A lo que algo más lejos contestó otra con no menos vigor:
-¡No hay más espada que el Chiclanero!
En poco tiempo, las afueras de la plaza fueron quedando desiertas. Frasco y Salvador, al lado de la puerta principal, cavilaban la forma de transponerla. Hasta ellos llegaron, perfectamente audibles, el rumor, unas veces apagado y otras unánime de la multitud; las palmas y los olés enardecidos, y, de cuando en cuando, el sonido vibrante de los clarines acompañados por el ronco y medido golpear de los timbales. En algunos momentos, todo parecía aquietarse y de pronto, un inmenso clamor llenaba el coso. Estos ruidos interiores, que no sabían a que atribuir, no hicieron sino espolear el ansia que los dos hermanos sentían por saber lo que dentro pasaba. Y cuando ya desesperaban de conseguirlo, la suerte vino en su ayuda.
Un hombre, con aspecto de tratante de ganados, salió de la plaza y enseguida pegó la hebra con el portero.
-¡Que galleos los del señor Curro! Le va a ganar la partida al de Chiclana.
-¡Eso habrá que verlo! -contestó incrédulo el otro.
Salvador y Frasco se aproximaron a la entrada con disimulo. Curiosos atisbaron el interior, y mientras el desconocido espectador ponderaba las excelencias del arte de Curro Cúchares, se introdujeron sin ser vistos, pasillo adelante. Con el temor de ser descubiertos, corrieron hacia donde vieron luz. Subieron las breves escaleras de un vomitorio, y, de pronto, se encontraron al otro extremo de la boca, frente a la plaza rebosante de público, partida con violencia en dos trozos de luz y sombra.

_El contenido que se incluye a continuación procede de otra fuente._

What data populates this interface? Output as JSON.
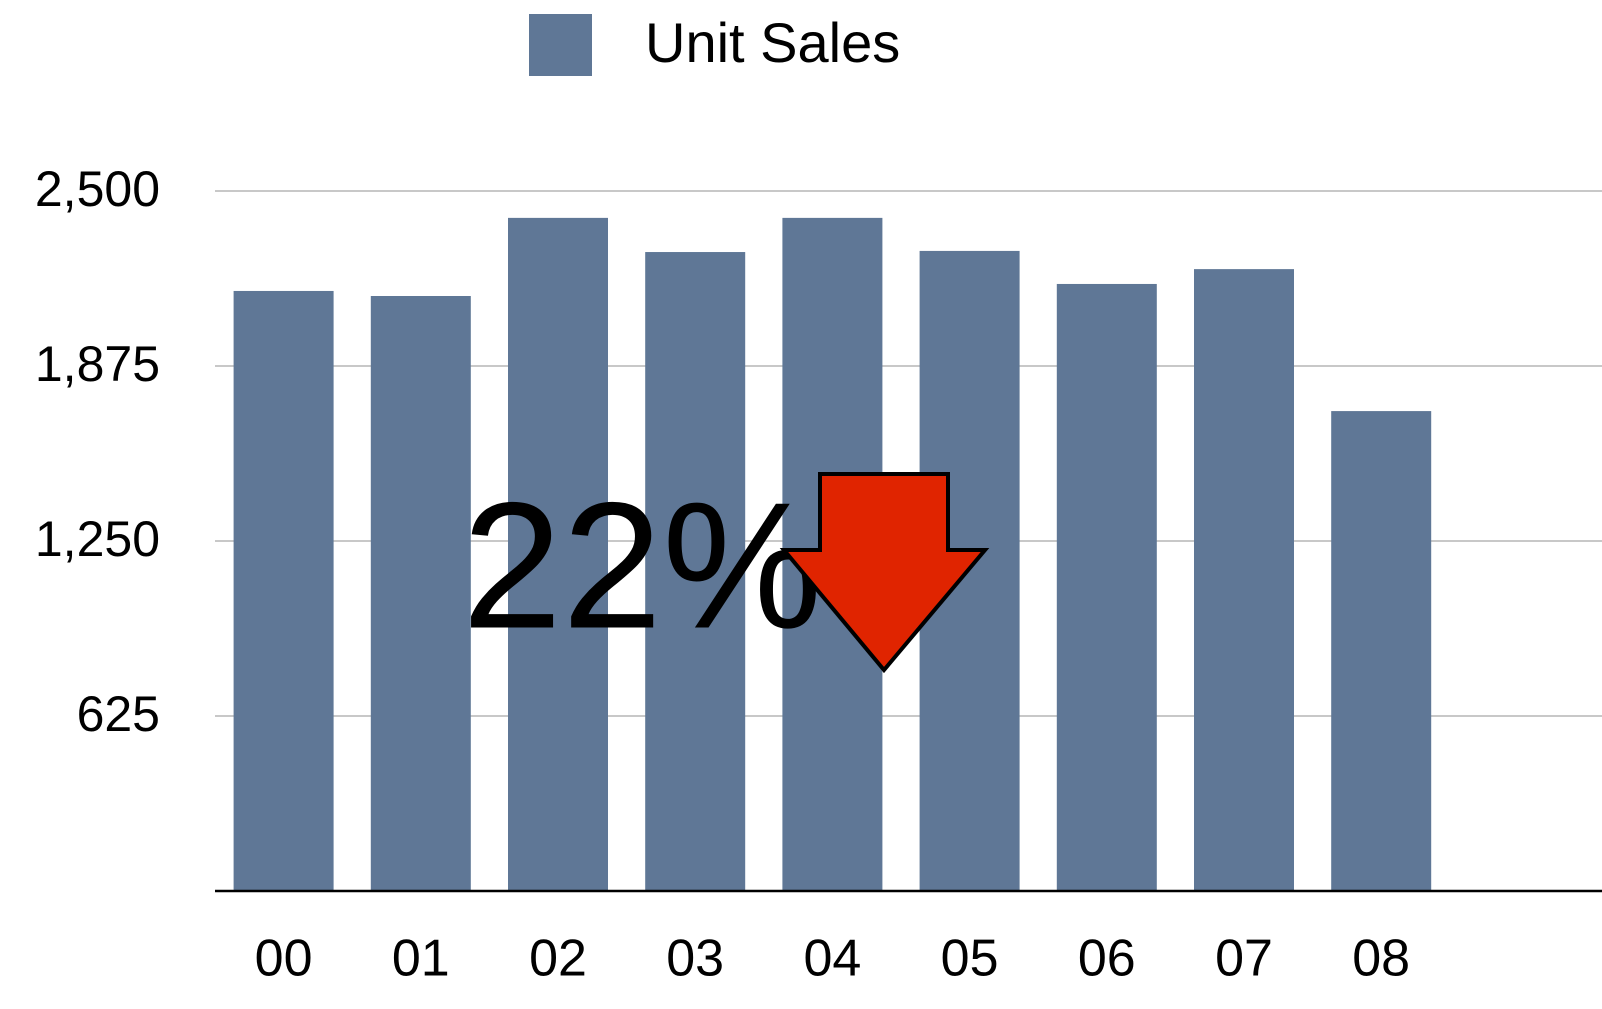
{
  "chart_data": {
    "type": "bar",
    "legend": "top",
    "series": [
      {
        "name": "Unit Sales",
        "color": "#5f7796",
        "values": [
          2143,
          2125,
          2404,
          2282,
          2404,
          2286,
          2168,
          2221,
          1714
        ]
      }
    ],
    "categories": [
      "00",
      "01",
      "02",
      "03",
      "04",
      "05",
      "06",
      "07",
      "08"
    ],
    "ylim": [
      0,
      2500
    ],
    "yticks": [
      625,
      {
        "value": 1250,
        "label": "1,250"
      },
      {
        "value": 1875,
        "label": "1,875"
      },
      {
        "value": 2500,
        "label": "2,500"
      }
    ],
    "grid": true,
    "annotation": "22%"
  }
}
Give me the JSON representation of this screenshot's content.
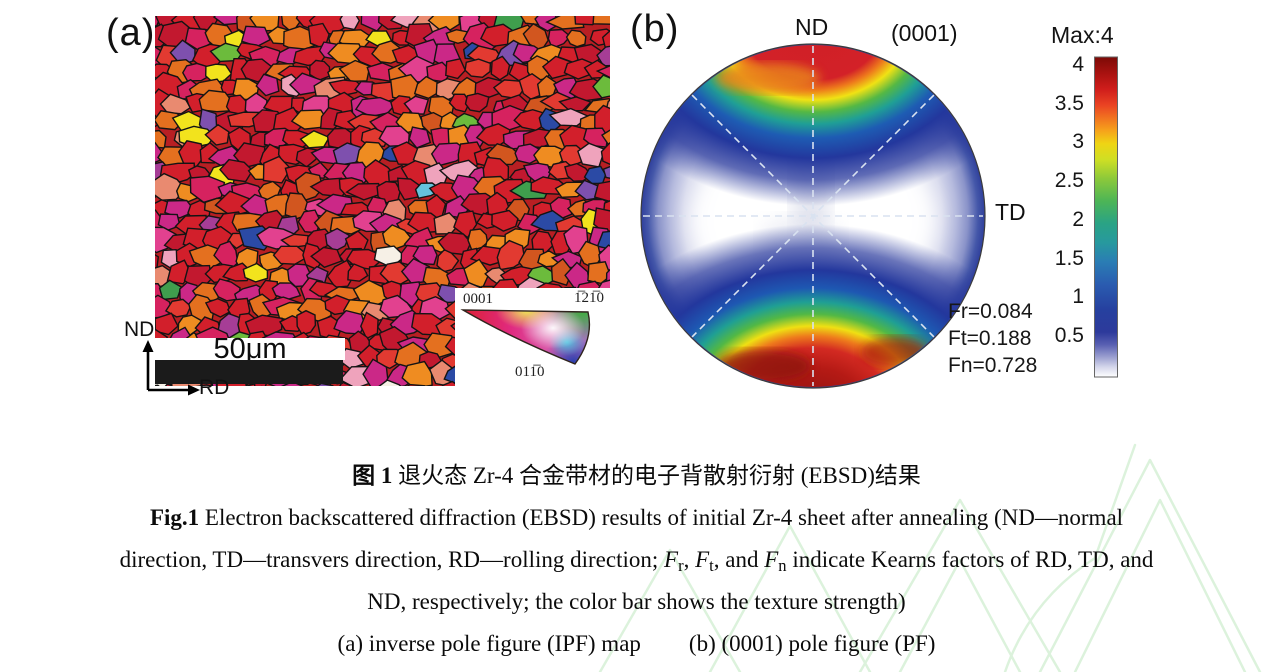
{
  "figure": {
    "panel_a": {
      "label": "(a)",
      "scale_bar_text": "50μm",
      "axis_up_label": "ND",
      "axis_right_label": "RD",
      "ipf_key_labels": {
        "top_left": "0001",
        "top_right": "1̅21̅0",
        "bottom": "011̅0"
      },
      "grain_palette": [
        {
          "color": "#d21f2b",
          "weight": 26
        },
        {
          "color": "#c2182f",
          "weight": 10
        },
        {
          "color": "#e23a31",
          "weight": 8
        },
        {
          "color": "#d6225f",
          "weight": 8
        },
        {
          "color": "#cb2887",
          "weight": 7
        },
        {
          "color": "#e2418f",
          "weight": 4
        },
        {
          "color": "#e4701f",
          "weight": 9
        },
        {
          "color": "#ef8c21",
          "weight": 7
        },
        {
          "color": "#d2561f",
          "weight": 4
        },
        {
          "color": "#e98a70",
          "weight": 3
        },
        {
          "color": "#efa3bc",
          "weight": 2
        },
        {
          "color": "#a63d96",
          "weight": 2
        },
        {
          "color": "#7e50ae",
          "weight": 2
        },
        {
          "color": "#f2e31d",
          "weight": 2
        },
        {
          "color": "#6cbb3c",
          "weight": 1.5
        },
        {
          "color": "#3f9e4d",
          "weight": 0.7
        },
        {
          "color": "#9fd9c3",
          "weight": 0.6
        },
        {
          "color": "#2b4aa5",
          "weight": 1.2
        },
        {
          "color": "#65c2dc",
          "weight": 0.5
        },
        {
          "color": "#f6f0e6",
          "weight": 0.5
        }
      ]
    },
    "panel_b": {
      "label": "(b)",
      "pole_label_top": "ND",
      "plane_label": "(0001)",
      "pole_label_right": "TD",
      "kearns_factors": [
        "Fr=0.084",
        "Ft=0.188",
        "Fn=0.728"
      ]
    },
    "colorbar": {
      "title": "Max:4",
      "ticks": [
        "4",
        "3.5",
        "3",
        "2.5",
        "2",
        "1.5",
        "1",
        "0.5"
      ]
    }
  },
  "caption": {
    "line1_segments": [
      {
        "t": "图 1",
        "style": "bold"
      },
      {
        "t": " 退火态 Zr-4 合金带材的电子背散射衍射 (EBSD)结果"
      }
    ],
    "line2_segments": [
      {
        "t": "Fig.1",
        "style": "bold"
      },
      {
        "t": " Electron backscattered diffraction (EBSD) results of initial Zr-4 sheet after annealing (ND—normal"
      }
    ],
    "line3_segments": [
      {
        "t": "direction, TD—transvers direction, RD—rolling direction; "
      },
      {
        "t": "F",
        "style": "italic"
      },
      {
        "t": "r",
        "style": "sub"
      },
      {
        "t": ", "
      },
      {
        "t": "F",
        "style": "italic"
      },
      {
        "t": "t",
        "style": "sub"
      },
      {
        "t": ", and "
      },
      {
        "t": "F",
        "style": "italic"
      },
      {
        "t": "n",
        "style": "sub"
      },
      {
        "t": " indicate Kearns factors of RD, TD, and"
      }
    ],
    "line4": "ND, respectively; the color bar shows the texture strength)",
    "line5_segments": [
      {
        "t": "(a) inverse pole figure (IPF) map"
      },
      {
        "t": "(b) (0001) pole figure (PF)",
        "style": "gap"
      }
    ]
  },
  "chart_data": [
    {
      "type": "heatmap",
      "title": "(0001) pole figure (PF)",
      "subtitle": "contour pole figure, stereographic projection",
      "annotations": [
        "ND (top)",
        "TD (right)",
        "(0001)",
        "Fr=0.084",
        "Ft=0.188",
        "Fn=0.728"
      ],
      "kearns_factors": {
        "Fr": 0.084,
        "Ft": 0.188,
        "Fn": 0.728
      },
      "intensity_range": [
        0,
        4
      ],
      "max_intensity": 4,
      "colorbar_ticks": [
        4,
        3.5,
        3,
        2.5,
        2,
        1.5,
        1,
        0.5
      ],
      "pattern": "high intensity (red, ~4) bands at top and bottom near ND poles, grading through yellow/green/cyan/blue inward; low intensity (<0.5, white) elongated central band toward TD",
      "legend_position": "right colorbar titled Max:4",
      "grid": "dashed radial guide lines at 0/45/90/135 degrees"
    },
    {
      "type": "heatmap",
      "title": "inverse pole figure (IPF) map",
      "subtitle": "EBSD grain orientation map of annealed Zr-4 sheet",
      "scale_bar": "50 μm",
      "axes": {
        "vertical": "ND",
        "horizontal": "RD"
      },
      "color_key_vertices": [
        "0001",
        "1̅21̅0",
        "011̅0"
      ],
      "pattern": "equiaxed grains dominated by red/orange/magenta (basal poles near ND) with sparse yellow, green, blue and purple grains"
    }
  ]
}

¡Jamás pudo olvidar Salvador aquel momento! Un griterío ensordecedor acompañaba a la faena de muleta que el Chiclanero hacía a su primer toro. Solos en el centro de la arena, mantenían una dura lucha. Una y otra vez acometía la fiera contra el hombre y otras tantas la burlaba éste con habilidad y gracia. No tenía más que mover ante su fiera cabeza el trapo rojo. El enorme y poderoso cuerpo del animal pasaba amenazante cerca de él, rozando con sus afilados cuernos los alamares de oro. El público no cesaba en sus aplausos. Salvador permanecía absorto, como si de pronto le hubiesen trasladado a un mundo irreal. Cerca de él oyó gritar:
-¡Anda con él, Chiclanero!
Y entonces, vió algo que le pareció imposible. Aquel hombre dejó parado al toro. En la plaza se hizo un silencio total. Algo muy importante iba a pasar. ¡Y vaya si pasó! El de Chiclana se mantuvo erguido enfrente del astado. Colocó el puño de la espada que llevaba en su mano derecha a la altura del pecho manteniendo el codo alto, en tanto dirigía la punta hacia el morrillo. Dejó la muleta recogida, tocando el suelo. Con un grito hizo que el animal se le arrancase. Él no se movió. Al humillar el astado, movió el trapillo que llevaba en su izquierda y dejó el estoque enterrado hasta la empuñadura. El público, enloquecido, se levantó de sus asientos batiendo palmas. Vaciló el animal; intentó afianzar torpemente sus patas en la arena y a los pocos momentos rodó con ellas al aire.
-¡Así se matan los toros! -rugió un espectador enardecido.
Y mientras el Chiclanero recogía cigarros y devolvía sombreros a los aficionados, Salvador comentó con su hermano la soberbia estocada recibiendo:
-¿Te has fijao, Frasco, qué tío más valiente? ¡Hacen falta reaños!
Lejos estaba entonces de pensar el muchachillo granadino que años después sería él quien heredaría la escuela de aquel torero y su peculiarísima manera de matar.
-o-
Lo cuenta el periodista Hernández Girbal en la biografía del espada titulada Salvador Sánchez "Frascuelo", el matador clásico. Libro que estoy leyendo estos días y que aprovecho para recomendar a los aficionados amantes de aquel tiempo en el que los toros eran fieras provistas de nervio y genio, y los toreros, espadas que buscaban la gloria a cambio de entregar su vida por una cornada que hoy sería de carácter leve. Además, está muy bien escrito.